Polícia
Polícia Civil investiga se corpo encontrado em Maceió é de servente desaparecido
Edson Santos da Silva sumiu no domingo em Marechal Deodoro; identificação depende de exames do IML
A Polícia Civil de Alagoas (PC/AL) investiga se o corpo localizado na manhã desta quarta-feira (6), na Praia do Sobral, em Maceió, pertence ao servente de pedreiro Edson Santos da Silva, desaparecido desde domingo (3) em Marechal Deodoro.
De acordo com o delegado Ronilson Medeiros, do setor de Pessoas Desaparecidas, existem indícios de que o cadáver seja da vítima, mas a confirmação só será possível após exames do Instituto Médico Legal (IML). A identificação poderá ser feita por fotos fornecidas pela família, análise de impressões digitais, estudo da arcada dentária ou, se necessário, exame de DNA.
Edson, natural de Coruripe, estava trabalhando em Marechal Deodoro. Ele foi visto pela última vez quando postou em suas redes sociais que estava em uma praia acompanhado de uma mulher, desde então não retornou para casa. A família registrou boletim de ocorrência, dando início às buscas.
Caso a identidade seja confirmada, a investigação será transformada em inquérito por homicídio. O delegado explicou que será apurado com quem Edson estava, a identidade da mulher que o acompanhava e as circunstâncias que levaram à sua morte. A polícia orienta que a mulher se apresente para prestar esclarecimentos, já que os familiares não a reconhecem.
O corpo foi encontrado por um homem que caminhava pela orla, próximo ao mar, em uma faixa de areia cercada por vegetação de restinga, nas proximidades do Pontal da Barra. Segundo a Polícia Científica, o cadáver estava em avançado estado de decomposição, indicando que a morte ocorreu há pelo menos dois dias.

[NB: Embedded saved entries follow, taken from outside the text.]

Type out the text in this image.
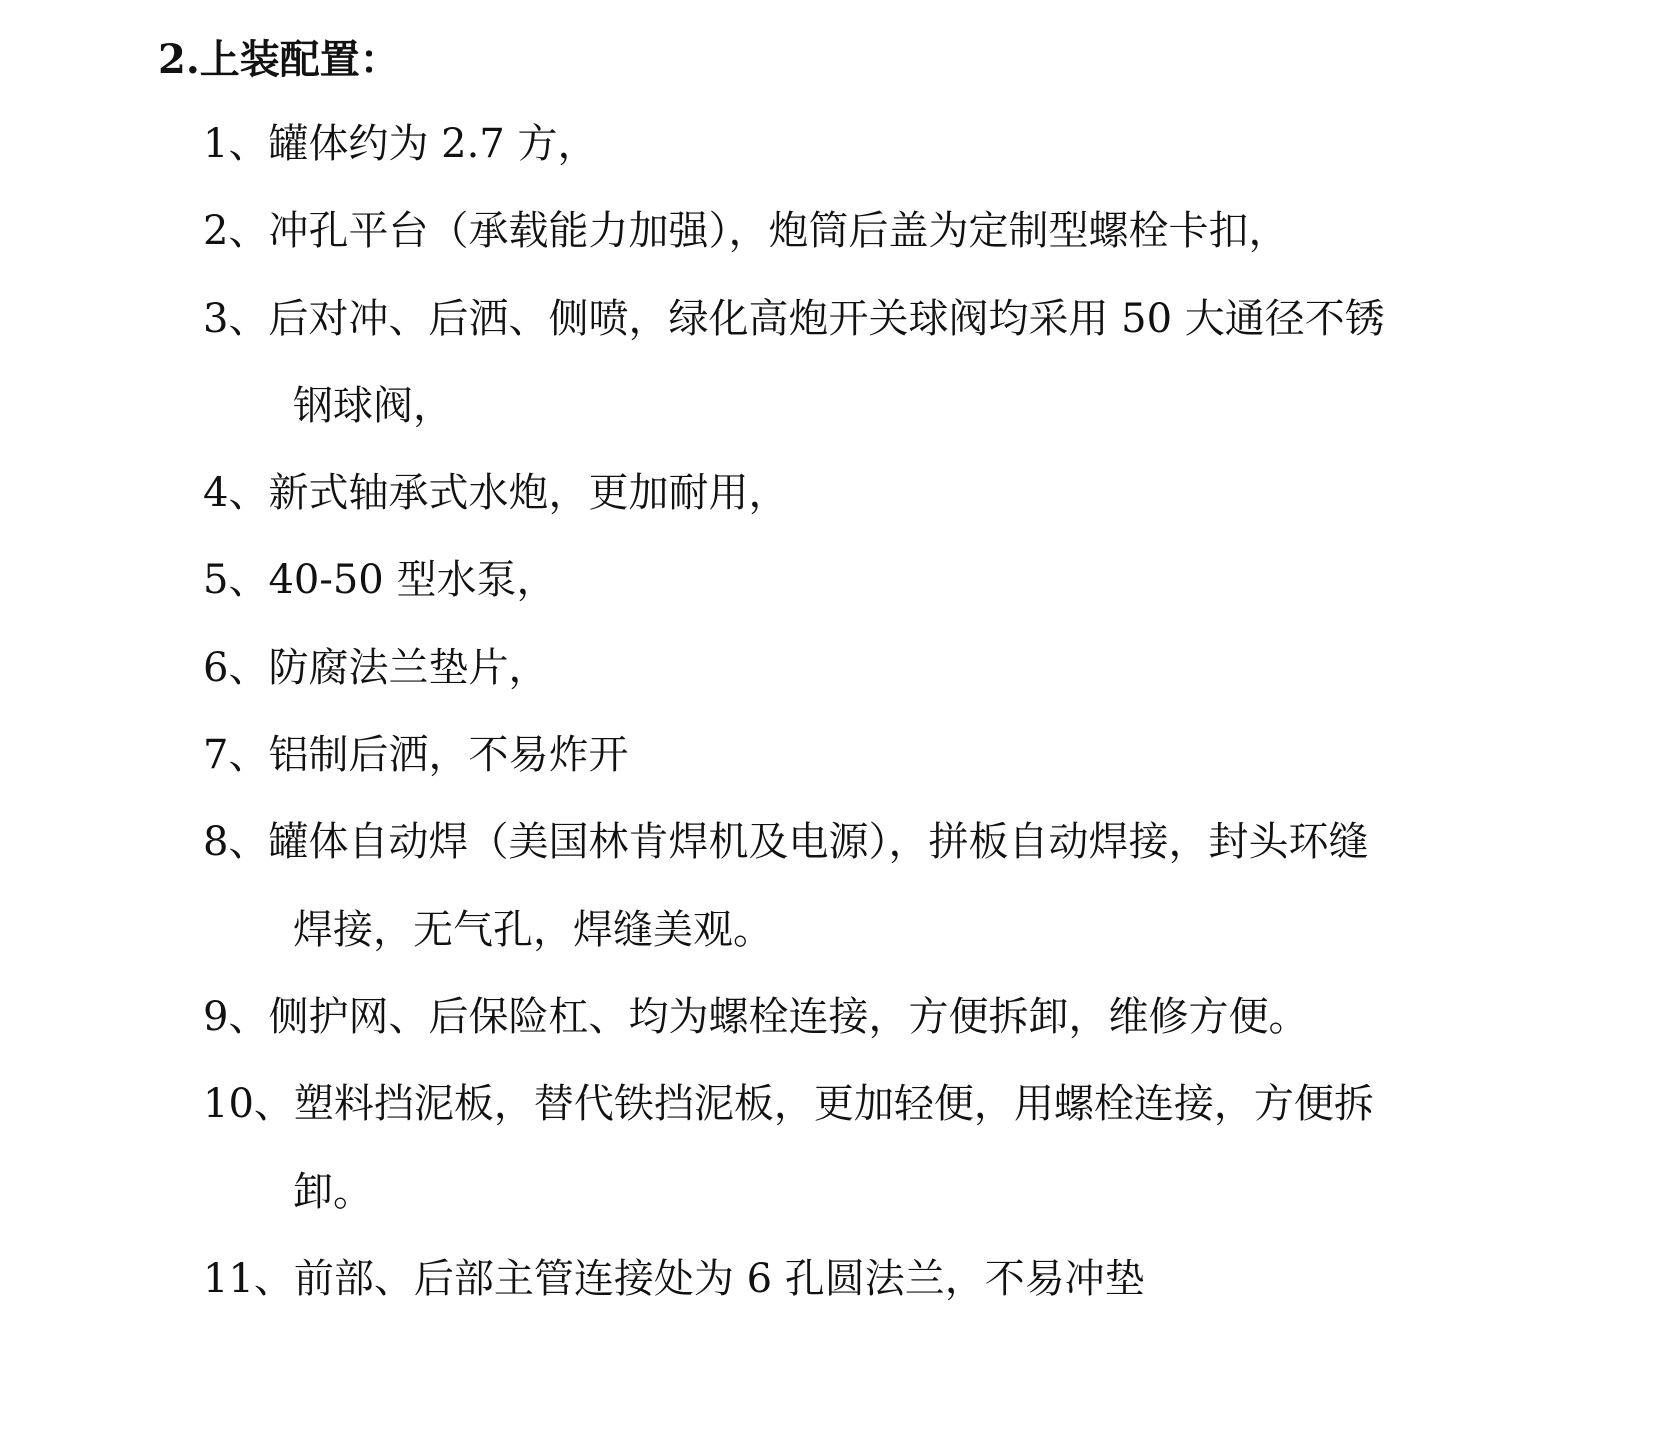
2.上装配置：
1、罐体约为 2.7 方，
2、冲孔平台（承载能力加强），炮筒后盖为定制型螺栓卡扣，
3、后对冲、后洒、侧喷，绿化高炮开关球阀均采用 50 大通径不锈
钢球阀，
4、新式轴承式水炮，更加耐用，
5、40-50 型水泵，
6、防腐法兰垫片，
7、铝制后洒，不易炸开
8、罐体自动焊（美国林肯焊机及电源），拼板自动焊接，封头环缝
焊接，无气孔，焊缝美观。
9、侧护网、后保险杠、均为螺栓连接，方便拆卸，维修方便。
10、塑料挡泥板，替代铁挡泥板，更加轻便，用螺栓连接，方便拆
卸。
11、前部、后部主管连接处为 6 孔圆法兰，不易冲垫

Há indícios de que a maré possa ter levado o corpo até o local, o que sugere que o crime pode não ter ocorrido ali.
O delegado Daniel Aquino, da Delegacia de Homicídios e Proteção à Pessoa (DHPP), informou que os primeiros levantamentos apontam sinais de violência, incluindo uma perfuração compatível com projétil de arma de fogo na parte posterior da cabeça, além de outras lesões contusas ainda em análise. Não há registros de antecedentes criminais de Edson. O caso segue sob investigação.